Two pipes A and B can fill a cistern in `37(1)/(2)` minutes and 45 minutes respectively. Both pipes are opened. The cistern will be filled just in half an hour, if the pipe B is turned off after :

To solve the problem, we need to determine how long pipe B can operate before it is turned off, given that both pipes A and B fill a cistern in a specified time. ### Step-by-Step Solution: 1. **Determine the rates of the pipes:** - Pipe A fills the cistern in \(37 \frac{1}{2}\) minutes, which is equal to \( \frac{75}{2} \) minutes. - Pipe B fills the cistern in 45 minutes.
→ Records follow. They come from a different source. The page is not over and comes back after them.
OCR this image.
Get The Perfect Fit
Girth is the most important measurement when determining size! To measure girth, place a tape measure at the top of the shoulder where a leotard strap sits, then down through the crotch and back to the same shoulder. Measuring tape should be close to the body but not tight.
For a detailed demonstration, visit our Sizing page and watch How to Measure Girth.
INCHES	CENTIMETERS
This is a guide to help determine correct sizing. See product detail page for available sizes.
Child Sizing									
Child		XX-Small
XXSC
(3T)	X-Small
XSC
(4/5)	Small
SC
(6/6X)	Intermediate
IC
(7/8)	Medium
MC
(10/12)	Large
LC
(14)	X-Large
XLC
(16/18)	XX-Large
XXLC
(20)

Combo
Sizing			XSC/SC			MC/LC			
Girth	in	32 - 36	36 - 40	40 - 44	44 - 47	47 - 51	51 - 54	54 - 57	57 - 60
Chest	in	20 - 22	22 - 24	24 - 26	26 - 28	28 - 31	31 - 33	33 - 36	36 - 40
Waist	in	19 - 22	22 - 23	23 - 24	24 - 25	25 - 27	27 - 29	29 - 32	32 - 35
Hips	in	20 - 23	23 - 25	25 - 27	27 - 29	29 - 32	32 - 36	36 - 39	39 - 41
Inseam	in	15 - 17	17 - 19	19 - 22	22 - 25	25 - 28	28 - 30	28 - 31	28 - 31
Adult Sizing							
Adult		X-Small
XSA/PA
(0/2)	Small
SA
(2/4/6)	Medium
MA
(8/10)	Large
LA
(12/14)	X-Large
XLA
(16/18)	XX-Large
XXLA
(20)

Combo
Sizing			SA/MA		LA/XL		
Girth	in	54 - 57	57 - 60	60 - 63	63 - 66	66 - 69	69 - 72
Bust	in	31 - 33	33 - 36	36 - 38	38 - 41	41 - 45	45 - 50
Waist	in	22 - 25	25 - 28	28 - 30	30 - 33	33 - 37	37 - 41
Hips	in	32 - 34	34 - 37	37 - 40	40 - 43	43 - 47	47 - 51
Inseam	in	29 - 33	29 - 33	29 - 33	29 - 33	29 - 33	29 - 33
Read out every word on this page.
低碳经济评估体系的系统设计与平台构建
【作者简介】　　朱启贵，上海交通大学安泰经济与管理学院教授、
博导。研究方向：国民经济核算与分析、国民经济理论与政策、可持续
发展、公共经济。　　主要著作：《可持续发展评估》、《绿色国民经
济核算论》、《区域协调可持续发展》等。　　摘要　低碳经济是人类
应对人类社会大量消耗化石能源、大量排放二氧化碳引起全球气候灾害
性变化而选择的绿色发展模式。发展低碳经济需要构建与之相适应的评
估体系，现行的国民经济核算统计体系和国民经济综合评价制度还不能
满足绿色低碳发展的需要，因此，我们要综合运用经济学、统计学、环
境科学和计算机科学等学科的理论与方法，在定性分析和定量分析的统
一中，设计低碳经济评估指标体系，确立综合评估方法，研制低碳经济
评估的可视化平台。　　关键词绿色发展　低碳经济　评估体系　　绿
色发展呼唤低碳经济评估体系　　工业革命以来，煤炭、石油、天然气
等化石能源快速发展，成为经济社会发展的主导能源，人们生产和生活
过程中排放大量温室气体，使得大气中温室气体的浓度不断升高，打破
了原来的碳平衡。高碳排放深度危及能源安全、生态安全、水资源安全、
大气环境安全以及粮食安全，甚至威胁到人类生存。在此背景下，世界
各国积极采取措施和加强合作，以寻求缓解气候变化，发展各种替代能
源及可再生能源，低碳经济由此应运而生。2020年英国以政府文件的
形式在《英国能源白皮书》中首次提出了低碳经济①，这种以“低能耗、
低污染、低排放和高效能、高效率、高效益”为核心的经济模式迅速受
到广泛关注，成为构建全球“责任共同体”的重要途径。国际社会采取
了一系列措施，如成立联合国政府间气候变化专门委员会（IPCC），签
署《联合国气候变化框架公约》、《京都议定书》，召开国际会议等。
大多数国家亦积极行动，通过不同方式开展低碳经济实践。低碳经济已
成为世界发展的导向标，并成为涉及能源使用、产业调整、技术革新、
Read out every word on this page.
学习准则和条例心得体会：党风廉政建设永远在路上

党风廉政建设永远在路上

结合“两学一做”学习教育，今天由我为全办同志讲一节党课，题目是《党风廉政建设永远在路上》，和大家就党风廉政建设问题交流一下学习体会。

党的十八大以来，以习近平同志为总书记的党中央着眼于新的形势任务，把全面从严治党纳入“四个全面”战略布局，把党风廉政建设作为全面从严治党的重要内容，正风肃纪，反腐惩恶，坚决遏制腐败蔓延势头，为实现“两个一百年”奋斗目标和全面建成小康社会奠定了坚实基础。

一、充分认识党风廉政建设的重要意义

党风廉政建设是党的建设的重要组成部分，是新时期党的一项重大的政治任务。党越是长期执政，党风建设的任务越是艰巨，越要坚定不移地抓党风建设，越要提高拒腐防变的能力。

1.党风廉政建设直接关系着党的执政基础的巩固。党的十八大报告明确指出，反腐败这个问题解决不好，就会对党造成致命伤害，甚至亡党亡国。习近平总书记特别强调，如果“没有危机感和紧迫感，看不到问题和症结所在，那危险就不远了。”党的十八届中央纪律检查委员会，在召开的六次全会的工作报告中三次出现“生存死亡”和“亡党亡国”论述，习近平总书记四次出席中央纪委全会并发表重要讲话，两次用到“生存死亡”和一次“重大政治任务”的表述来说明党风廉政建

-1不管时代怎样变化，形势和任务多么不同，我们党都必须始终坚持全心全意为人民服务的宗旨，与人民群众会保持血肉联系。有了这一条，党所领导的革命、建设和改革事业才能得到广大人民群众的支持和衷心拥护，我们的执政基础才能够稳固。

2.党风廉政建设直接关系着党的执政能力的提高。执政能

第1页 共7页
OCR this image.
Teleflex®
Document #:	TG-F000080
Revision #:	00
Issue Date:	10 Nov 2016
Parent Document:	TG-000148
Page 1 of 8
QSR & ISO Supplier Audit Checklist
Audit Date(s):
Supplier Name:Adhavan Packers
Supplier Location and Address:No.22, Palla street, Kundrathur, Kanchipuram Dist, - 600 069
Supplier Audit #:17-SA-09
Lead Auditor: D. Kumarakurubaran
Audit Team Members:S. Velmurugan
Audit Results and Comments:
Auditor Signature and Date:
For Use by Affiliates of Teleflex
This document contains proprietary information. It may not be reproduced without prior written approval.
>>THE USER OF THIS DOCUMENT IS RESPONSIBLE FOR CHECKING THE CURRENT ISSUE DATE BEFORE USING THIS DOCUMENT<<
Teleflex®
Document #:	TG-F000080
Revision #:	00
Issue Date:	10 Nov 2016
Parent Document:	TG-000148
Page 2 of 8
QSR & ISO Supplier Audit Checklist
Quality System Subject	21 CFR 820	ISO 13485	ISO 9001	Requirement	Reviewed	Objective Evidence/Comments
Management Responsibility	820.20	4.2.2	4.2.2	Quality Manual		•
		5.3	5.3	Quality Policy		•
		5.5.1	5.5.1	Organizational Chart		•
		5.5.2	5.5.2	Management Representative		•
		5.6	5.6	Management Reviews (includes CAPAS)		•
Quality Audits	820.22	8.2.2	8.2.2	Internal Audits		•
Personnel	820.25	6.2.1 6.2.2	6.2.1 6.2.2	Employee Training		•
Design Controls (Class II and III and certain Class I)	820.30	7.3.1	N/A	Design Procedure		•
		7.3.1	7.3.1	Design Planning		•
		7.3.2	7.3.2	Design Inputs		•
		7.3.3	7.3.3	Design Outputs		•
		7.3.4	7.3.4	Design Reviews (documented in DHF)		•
The rate of pipe A is: \[ \text{Rate of A} = \frac{1 \text{ cistern}}{\frac{75}{2} \text{ minutes}} = \frac{2}{75} \text{ cisterns per minute} \] The rate of pipe B is: \[ \text{Rate of B} = \frac{1 \text{ cistern}}{45 \text{ minutes}} = \frac{1}{45} \text{ cisterns per minute} \] 2. **Set up the equation for the total filling time:** - Let \( t \) be the time (in minutes) that both pipes A and B are open. - After time \( t \), pipe B is turned off, and pipe A continues to fill the cistern for the remaining \( 30 - t \) minutes. The total amount of the cistern filled can be expressed as: \[ \text{Amount filled by A and B in } t \text{ minutes} + \text{Amount filled by A in } (30 - t) \text{ minutes} = 1 \text{ cistern} \] This can be written as: \[ \left(\frac{2}{75} + \frac{1}{45}\right)t + \frac{2}{75}(30 - t) = 1 \] 3. **Combine the rates:** To combine the rates, we need a common denominator. The least common multiple of 75 and 45 is 225. - Convert the rates: \[ \frac{2}{75} = \frac{6}{225}, \quad \frac{1}{45} = \frac{5}{225} \] Thus, \[ \frac{2}{75} + \frac{1}{45} = \frac{6 + 5}{225} = \frac{11}{225} \] 4. **Substitute back into the equation:** Now, substituting back into the equation gives: \[ \left(\frac{11}{225}\right)t + \frac{2}{75}(30 - t) = 1 \] Convert \( \frac{2}{75} \) to the common denominator: \[ \frac{2}{75} = \frac{6}{225} \] Thus, the equation becomes: \[ \left(\frac{11}{225}\right)t + \left(\frac{6}{225}\right)(30 - t) = 1 \] 5. **Simplify the equation:** Distributing \( \frac{6}{225} \): \[ \frac{11t}{225} + \frac{180}{225} - \frac{6t}{225} = 1 \] Combine like terms: \[ \frac{(11t - 6t + 180)}{225} = 1 \] This simplifies to: \[ \frac{5t + 180}{225} = 1 \] 6. **Solve for \( t \):** Multiply both sides by 225: \[ 5t + 180 = 225 \] Subtract 180 from both sides: \[ 5t = 45 \] Divide by 5: \[ t = 9 \] ### Final Answer: Pipe B should be turned off after **9 minutes**.